Anos 80, morávamos, aqui na zona sul, em Santo Amaro, quando fui transferido a serviço de uma multi, e recordo-me de um fato marcante que me tornou mais paulistano.
Era uma constante irmos passar o fim de semana na, então ainda selvagem, praia de Morro Branco, distante uns 80 km de Fortaleza, onde ficávamos hospedados na casa de praia de um amigo.
Lá tive a oportunidade de conhecer o maior e mais famoso Mestre Jangadeiro do Ceará: Agripino; que inclusive trabalhou em uma novela da Globo em algumas cenas rodadas lá, tempos depois. Sempre com um sorriso nos lábios e um olhar de gente simples e cativante, inspirando confiança e integridade.
Morava em um casebre simples, de barro batido, que mal acomodava duas pessoas, cobertura de sapé e como camas… Redes. Ele e mulher. Os filhos, já adultos, eram vizinhos e formavam uma pequena comunidade de pescadores que viviam da pesca, sobretudo, na época, de lagostas. Tratava-o, íntimos que ficamos, como Mestre Velho e ele me chamava de Mestre Novo.
Às vezes, saíamos ao alvorecer, de jangada, mar adentro, navegando léguas e léguas cujas praias e morros desapareciam no horizonte e só víamos águas por todos os lados.

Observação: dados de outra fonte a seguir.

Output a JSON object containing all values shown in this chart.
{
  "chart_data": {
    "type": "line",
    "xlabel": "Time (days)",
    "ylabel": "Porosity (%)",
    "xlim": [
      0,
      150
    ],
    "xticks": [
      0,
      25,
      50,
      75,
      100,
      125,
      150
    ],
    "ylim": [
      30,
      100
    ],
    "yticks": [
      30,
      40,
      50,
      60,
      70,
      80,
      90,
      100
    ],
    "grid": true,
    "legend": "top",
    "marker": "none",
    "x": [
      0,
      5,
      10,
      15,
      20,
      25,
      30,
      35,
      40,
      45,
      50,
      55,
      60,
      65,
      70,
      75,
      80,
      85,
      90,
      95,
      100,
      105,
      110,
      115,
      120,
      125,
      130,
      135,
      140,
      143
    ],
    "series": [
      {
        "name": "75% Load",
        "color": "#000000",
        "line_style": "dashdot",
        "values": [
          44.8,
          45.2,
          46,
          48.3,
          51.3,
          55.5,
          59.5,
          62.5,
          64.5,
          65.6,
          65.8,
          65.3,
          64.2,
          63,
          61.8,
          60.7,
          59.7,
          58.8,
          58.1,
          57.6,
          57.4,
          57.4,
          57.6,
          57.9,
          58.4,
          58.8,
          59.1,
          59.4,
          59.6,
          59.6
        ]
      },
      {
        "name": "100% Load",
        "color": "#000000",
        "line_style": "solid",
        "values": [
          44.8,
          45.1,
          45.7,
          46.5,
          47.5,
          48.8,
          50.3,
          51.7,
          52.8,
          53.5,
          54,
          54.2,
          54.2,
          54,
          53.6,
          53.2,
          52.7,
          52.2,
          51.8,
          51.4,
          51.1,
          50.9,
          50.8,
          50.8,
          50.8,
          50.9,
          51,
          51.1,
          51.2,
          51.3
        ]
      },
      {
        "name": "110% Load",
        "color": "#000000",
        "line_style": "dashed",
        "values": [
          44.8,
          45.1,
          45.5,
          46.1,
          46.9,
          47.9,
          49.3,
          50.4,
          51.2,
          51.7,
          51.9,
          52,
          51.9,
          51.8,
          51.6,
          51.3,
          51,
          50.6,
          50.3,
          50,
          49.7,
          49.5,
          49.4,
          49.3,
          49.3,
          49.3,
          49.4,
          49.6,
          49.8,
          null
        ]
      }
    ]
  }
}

À tarde, retornávamos, muitas vezes, com peixes e outras não, mas valia a aventura de singrar os mares em uma tosca jangada, cuja sensação era como se fosse um marinheiro da Era das Grandes Navegações – Descobrimento.
Certa ocasião, fui com ele, de carro a um local chamado Praia da Caponga, comprar aipim (mandioca) e carne de sol. Estávamos para retornar quando um aglomerado na praia nos chamou a atenção, fomos lá. Uma enorme tartaruga marítima, de barriga para cima, creio que de um metro e trinta de comprimento e não sei quantos quilos, mas grande realmente. Ao seu lado, o pescador que a pescou com rede, afiando uma faca para sacrificá-la e vender a carne.
Ao nos ver, e cumprimentando, respeitosamente, o Mestre Agripino, parou a faina e aproveitando, pedi ao Mestre que o indagasse para saber quanto ele queria pela mesma. Mestre Agripino, com o seu carisma peculiar, falou:
– O Paulista aqui quer saber quanto você quer por ela.
Titubeou, olhou-me e falou o tanto…
– Mestre, pergunte a ele se aceita um cheque para descontar na Bodega e que você garante.
A palavra do Mestre Agripino, era suficiente…
Antes, perguntei:
– Mestre, e se soltar no mar, ele não vai pegá-la de novo?
– Mestre Novo, a hora que colocá-la no mar, ela vai "bater" na África…
Acordo feito e o pessoal a levou para o mar e a soltou, e, célere, foi nadando sem parar até desaparecer…
Aí, a surpresa: quase que uníssono, a turma toda bateu palmas e gritou:
– Aí Paulista! Aí Paulista! Viva o Paulista!
Senti-me até constrangido e fomos à Bodega onde fiz o cheque e ofereci uma rodada de cervejas…
Retornei ao Morro Branco, feliz e orgulhoso por ter salvo uma criatura inocente.
E anos mais tarde, quando à capital paulista voltei a residir, lembro-me sempre do feliz gesto que tive oportunidade de fazer e tenho certeza, qualquer um de nós faria o mesmo.